Три поста охраны, десяток суровых секьюрити, лифт, открывающийся личным электромагнитным ключом — по всем этим признакам Яна поняла, что находится в цитадели Рыкова, в его логове.
Константин в сопровождении троих шкафообразных бойцов доставил Коваленкову до дверей, как он выразился, «личных вип-апартаментов», где отстегнул наручник, буквально втолкнул девушку в комнату и запер стальную блестящую дверь у нее за спиной.
Апартаменты и впрямь оказались шикарными.

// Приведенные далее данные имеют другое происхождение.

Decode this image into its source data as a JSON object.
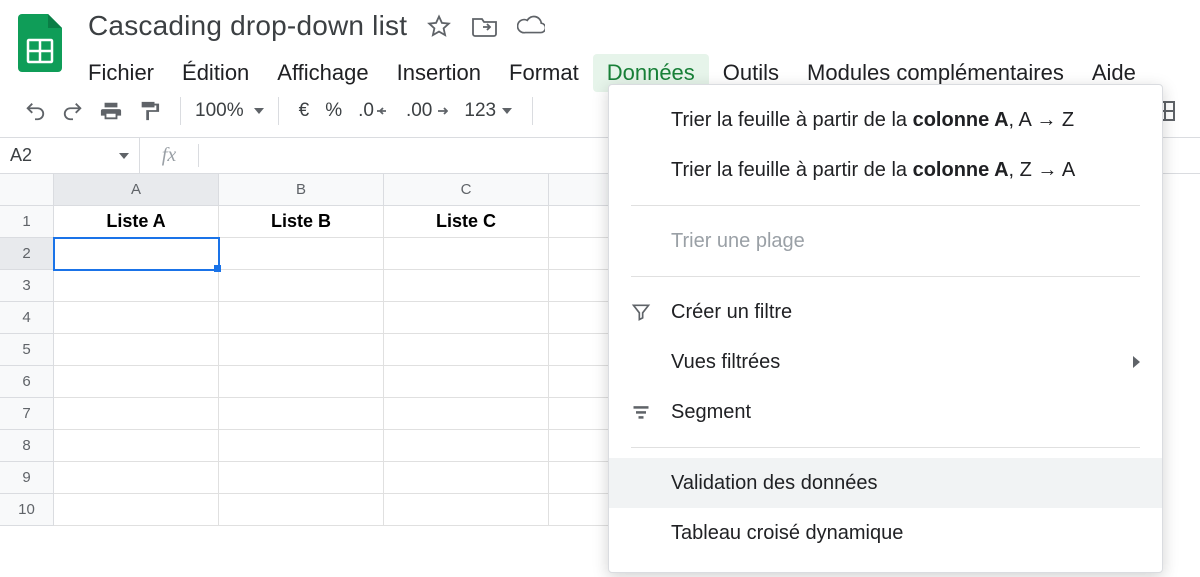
{
  "header": {
    "title": "Cascading drop-down list",
    "icons": {
      "star": "star",
      "folder": "move-to-folder",
      "cloud": "cloud-saved"
    }
  },
  "menubar": {
    "items": [
      "Fichier",
      "Édition",
      "Affichage",
      "Insertion",
      "Format",
      "Données",
      "Outils",
      "Modules complémentaires",
      "Aide"
    ],
    "active_index": 5
  },
  "toolbar": {
    "zoom": "100%",
    "currency_symbol": "€",
    "percent_symbol": "%",
    "dec_less": ".0",
    "dec_more": ".00",
    "number_format": "123"
  },
  "namebox": "A2",
  "formula": "",
  "columns": [
    "A",
    "B",
    "C",
    ""
  ],
  "row_count": 10,
  "cells": {
    "r1": [
      "Liste A",
      "Liste B",
      "Liste C",
      ""
    ]
  },
  "selected_cell": "A2",
  "dropdown": {
    "sort_prefix": "Trier la feuille à partir de la ",
    "sort_bold": "colonne A",
    "sort_az": ", A → Z",
    "sort_za": ", Z → A",
    "sort_range": "Trier une plage",
    "create_filter": "Créer un filtre",
    "filtered_views": "Vues filtrées",
    "slicer": "Segment",
    "data_validation": "Validation des données",
    "pivot": "Tableau croisé dynamique"
  }
}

Как там в детском михалковском стишке?
Входишь — чисто и светло,
Всюду мрамор и стекло…
Помимо мрамора и стекла в наличии был матовый серебристый металл, тонированный бук и медные стеновые панели. В дизайне комнаты стиль хай-тек удачно сочетался с олд-техно, символизируя связь времен.
Светильники, кресла, письменный стол, свисающая с потолка на тросиках плазменная панель, DVD, кондиционер, куча глянцевых журналов на низеньком столике-призме возле кожаного дивана.
Вип-апартаменты, в которые поместили Яну, имели лишь один недостаток — в них не было окна…
…Ох, и долог день до вечера, коли делать нечего! Пролистав все журналы, Яна попыталась посмотреть телевизор, но то ли антенна оказалась отключенной, то ли девушка не разобралась с управлением этим чудом телевизионной техники.
В общем, единственным развлечением в ее новом узилище оказался обед, принесенный все тем же Константином. В отличие от спартанского меню на борту дирижабля, здесь кормили «по-богатому», что называется, от щедрот.
Суп с морепродуктами, о названиях которых Яна и не догадывалась, салат с тигровыми креветками, телячья вырезка в грибном соусе, фрукты, минеральная вода, пирожные, словом — прощай, талия!
Отобедав, девушка с ногами забралась на диван, накрылась пледом и закрыла глаза. После того как ей удалось связаться с Громыко, Яна несколько расслабилась. Ее бывший начальник хоть и был типичным грубоватым ментом, сыскарем от Бога, но своих не бросал никогда.